Seymour, did you get around to watching Whiplash?

Seymour: I saw Whiplash last night. I thought it was one of the worst movies I’ve ever seen.

Because of J.K. Simmon’s character?

Seymour: Apart from that because that was actually unreal.

Ethan: So unreal.

Seymour: The sadism went to a point where it no longer had any meaning. There could’ve been a way to do it where it could be believable, but that wasn’t believable at all. I thought it was an awful movie because of that. What they show is the opposite of teaching, right? Those kinds of teachers are detractors. They just bring out the worst in us. Someone was saying earlier, “There’s something to be said about an irate teacher demanding the best out of you and you’re forced to do your best under the stress of this sadistic teacher, which often produces the best playing.” Somebody was talking about this today. I don’t think that’s correct at all.

Ethan: It’s absolutely not correct at all.

Seymour: It will make the playing better and more disciplined, but not human. It won’t be human. It will just be correct. And the toll and the emotional worth of that pupil will pay a heavy price for that sadism. I don’t believe in that. I don’t believe any good can come of it.

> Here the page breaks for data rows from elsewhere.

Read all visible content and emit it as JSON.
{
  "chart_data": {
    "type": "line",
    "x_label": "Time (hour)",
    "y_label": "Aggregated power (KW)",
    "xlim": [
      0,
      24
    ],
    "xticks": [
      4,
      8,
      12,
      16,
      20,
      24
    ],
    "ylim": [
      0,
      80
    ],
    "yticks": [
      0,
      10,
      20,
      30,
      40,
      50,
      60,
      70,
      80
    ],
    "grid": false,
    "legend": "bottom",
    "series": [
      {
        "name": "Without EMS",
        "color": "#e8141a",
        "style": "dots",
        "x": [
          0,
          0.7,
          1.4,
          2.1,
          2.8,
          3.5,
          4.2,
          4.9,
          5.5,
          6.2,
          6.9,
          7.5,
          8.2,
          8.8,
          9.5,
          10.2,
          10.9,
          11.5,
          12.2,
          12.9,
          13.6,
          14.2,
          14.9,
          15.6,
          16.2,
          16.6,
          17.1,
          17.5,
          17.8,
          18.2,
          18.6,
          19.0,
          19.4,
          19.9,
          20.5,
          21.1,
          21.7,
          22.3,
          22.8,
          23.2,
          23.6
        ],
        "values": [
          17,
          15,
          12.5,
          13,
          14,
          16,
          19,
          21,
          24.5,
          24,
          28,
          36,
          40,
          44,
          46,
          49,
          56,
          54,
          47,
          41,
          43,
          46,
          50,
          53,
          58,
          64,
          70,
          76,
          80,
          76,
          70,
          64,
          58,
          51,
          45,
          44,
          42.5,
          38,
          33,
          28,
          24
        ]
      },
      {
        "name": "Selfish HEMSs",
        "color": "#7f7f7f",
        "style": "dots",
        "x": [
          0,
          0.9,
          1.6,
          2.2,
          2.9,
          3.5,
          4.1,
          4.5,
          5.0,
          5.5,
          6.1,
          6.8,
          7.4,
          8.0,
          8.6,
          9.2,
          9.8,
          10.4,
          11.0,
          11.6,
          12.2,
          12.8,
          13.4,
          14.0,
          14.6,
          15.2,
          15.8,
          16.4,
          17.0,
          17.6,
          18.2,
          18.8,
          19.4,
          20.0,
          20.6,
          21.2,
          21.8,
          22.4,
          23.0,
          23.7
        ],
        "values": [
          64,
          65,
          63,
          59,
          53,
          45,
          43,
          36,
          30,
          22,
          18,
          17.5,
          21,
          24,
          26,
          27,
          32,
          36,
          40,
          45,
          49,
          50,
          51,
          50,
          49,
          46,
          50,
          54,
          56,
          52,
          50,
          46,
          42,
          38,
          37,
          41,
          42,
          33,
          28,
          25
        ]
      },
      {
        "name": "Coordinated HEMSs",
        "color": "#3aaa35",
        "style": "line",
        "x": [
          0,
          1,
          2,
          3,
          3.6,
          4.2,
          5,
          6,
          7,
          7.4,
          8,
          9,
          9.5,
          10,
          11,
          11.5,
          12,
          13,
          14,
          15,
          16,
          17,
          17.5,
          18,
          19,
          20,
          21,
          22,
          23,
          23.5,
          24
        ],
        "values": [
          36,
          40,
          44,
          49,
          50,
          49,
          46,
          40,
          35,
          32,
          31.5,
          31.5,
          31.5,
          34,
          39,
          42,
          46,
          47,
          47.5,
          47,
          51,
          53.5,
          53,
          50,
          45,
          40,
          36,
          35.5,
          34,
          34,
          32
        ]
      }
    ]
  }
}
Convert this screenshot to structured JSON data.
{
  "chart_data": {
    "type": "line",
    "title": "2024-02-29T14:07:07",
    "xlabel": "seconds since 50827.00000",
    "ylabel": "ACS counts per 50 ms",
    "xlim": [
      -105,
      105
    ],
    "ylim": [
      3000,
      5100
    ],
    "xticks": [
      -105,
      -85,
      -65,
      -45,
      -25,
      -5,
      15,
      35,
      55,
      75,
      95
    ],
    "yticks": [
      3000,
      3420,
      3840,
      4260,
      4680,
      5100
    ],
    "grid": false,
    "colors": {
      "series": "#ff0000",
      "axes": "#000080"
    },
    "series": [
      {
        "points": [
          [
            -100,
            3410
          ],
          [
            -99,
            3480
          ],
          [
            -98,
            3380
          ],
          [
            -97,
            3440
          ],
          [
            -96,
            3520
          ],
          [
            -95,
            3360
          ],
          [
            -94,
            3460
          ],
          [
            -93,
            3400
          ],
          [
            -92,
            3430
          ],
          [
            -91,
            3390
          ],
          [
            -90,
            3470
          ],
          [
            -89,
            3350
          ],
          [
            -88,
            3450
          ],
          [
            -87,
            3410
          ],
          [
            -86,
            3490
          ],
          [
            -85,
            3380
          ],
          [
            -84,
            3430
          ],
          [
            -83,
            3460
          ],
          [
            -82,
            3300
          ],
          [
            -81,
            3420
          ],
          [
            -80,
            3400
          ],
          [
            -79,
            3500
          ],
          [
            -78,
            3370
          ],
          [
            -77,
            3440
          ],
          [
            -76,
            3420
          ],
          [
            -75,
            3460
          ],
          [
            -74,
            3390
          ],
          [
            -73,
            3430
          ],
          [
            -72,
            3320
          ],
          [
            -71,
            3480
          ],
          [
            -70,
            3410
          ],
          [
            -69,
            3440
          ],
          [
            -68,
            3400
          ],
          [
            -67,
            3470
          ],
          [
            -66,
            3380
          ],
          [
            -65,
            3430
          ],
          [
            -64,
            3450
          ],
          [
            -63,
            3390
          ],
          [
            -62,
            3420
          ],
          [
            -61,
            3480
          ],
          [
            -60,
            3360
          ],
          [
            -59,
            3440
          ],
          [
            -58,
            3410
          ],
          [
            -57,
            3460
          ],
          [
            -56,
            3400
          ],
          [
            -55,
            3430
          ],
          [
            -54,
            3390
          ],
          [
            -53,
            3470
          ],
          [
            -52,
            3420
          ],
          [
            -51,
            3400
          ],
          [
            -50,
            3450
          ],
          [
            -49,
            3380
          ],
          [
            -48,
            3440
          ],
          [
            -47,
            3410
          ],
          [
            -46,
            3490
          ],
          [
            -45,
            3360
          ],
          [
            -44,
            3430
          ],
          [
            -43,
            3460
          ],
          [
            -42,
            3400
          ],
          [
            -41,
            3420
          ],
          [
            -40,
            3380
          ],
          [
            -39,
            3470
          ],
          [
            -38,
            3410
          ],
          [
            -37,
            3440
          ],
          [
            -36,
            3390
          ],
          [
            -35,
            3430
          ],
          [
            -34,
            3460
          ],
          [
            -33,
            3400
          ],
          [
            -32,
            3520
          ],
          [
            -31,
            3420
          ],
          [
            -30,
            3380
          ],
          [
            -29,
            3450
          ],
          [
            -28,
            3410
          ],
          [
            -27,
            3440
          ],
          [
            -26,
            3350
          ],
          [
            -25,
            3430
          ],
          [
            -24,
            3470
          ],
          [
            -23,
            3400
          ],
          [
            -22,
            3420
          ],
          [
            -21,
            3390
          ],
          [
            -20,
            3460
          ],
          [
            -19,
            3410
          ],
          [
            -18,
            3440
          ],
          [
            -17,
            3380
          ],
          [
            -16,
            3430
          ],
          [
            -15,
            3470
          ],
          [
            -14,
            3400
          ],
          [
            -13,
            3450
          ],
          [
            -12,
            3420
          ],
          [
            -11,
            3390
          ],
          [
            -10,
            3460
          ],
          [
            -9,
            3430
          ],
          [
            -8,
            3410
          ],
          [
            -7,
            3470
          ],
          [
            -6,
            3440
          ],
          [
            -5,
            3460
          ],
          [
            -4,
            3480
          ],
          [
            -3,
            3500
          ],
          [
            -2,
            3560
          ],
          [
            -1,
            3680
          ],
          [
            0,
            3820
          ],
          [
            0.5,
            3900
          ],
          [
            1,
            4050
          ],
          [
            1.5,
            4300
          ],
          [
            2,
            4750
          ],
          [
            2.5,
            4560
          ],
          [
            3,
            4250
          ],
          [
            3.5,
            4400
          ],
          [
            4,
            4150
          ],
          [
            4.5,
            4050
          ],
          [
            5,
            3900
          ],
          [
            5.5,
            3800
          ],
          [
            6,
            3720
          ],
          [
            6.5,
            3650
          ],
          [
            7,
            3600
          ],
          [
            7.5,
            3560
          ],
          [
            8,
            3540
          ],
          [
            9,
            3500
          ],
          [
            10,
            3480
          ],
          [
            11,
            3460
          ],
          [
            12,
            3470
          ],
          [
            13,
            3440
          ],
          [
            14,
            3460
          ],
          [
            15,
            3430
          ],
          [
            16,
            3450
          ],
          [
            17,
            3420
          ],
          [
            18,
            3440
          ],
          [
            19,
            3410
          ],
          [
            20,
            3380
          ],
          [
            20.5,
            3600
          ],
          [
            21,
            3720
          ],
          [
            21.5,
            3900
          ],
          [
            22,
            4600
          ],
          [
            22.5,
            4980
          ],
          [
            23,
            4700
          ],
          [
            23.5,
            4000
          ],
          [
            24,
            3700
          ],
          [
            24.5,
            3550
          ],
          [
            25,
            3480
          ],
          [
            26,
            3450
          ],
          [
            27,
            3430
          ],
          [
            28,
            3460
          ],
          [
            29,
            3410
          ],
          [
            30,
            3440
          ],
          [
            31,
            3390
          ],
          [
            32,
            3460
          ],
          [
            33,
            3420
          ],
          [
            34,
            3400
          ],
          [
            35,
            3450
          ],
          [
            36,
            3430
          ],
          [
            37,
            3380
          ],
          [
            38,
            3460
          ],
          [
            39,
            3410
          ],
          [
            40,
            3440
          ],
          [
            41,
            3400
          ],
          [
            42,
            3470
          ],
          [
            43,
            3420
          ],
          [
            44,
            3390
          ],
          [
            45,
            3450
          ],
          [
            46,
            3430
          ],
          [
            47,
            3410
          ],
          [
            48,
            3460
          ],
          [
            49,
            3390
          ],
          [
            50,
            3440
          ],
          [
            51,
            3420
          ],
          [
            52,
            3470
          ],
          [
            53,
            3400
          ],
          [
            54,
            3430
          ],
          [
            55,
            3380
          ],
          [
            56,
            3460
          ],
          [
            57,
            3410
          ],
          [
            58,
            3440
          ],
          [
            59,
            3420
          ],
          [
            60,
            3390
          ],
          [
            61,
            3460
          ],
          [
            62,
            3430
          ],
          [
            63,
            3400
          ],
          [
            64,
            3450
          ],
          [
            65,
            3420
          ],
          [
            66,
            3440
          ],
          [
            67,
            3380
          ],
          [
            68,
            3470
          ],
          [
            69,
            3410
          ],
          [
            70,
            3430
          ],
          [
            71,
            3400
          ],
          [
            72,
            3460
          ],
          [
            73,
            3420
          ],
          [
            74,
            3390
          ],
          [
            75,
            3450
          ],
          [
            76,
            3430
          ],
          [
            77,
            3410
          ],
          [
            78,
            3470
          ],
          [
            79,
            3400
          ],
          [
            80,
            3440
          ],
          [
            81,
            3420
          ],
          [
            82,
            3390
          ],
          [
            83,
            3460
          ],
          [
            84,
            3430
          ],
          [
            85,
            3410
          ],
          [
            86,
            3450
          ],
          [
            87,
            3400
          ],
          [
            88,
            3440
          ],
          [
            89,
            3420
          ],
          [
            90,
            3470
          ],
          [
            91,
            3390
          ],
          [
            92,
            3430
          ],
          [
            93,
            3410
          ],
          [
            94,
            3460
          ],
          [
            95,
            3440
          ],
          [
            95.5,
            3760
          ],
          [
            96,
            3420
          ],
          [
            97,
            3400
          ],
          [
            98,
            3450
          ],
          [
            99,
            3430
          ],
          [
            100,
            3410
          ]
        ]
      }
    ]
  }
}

Ethan: I know you don’t. When I saw Whiplash, I thought it was the photo negative of our movie. Everything that guy was trying to achieve with force and hyperbole to create drama, Seymour is the antidote to that. Seymour tries to create such a centeredness and peace around his students that their best self is free to be released. That’s why I like working with directors that I like again and again. I’ve done eight movies with Richard Linklater because when I’m in front of his camera, it’s total peace. There’s no agenda with each other. I have that with some other directors, too, where the camera becomes incredibly friendly. It becomes a friend whereas, when there’s an angry and manipulative eye, it becomes an enemy to be dealt with. It’s not that you can’t do good work that way, but you’re right, you do correct work. Correct work isn’t nearly as interesting.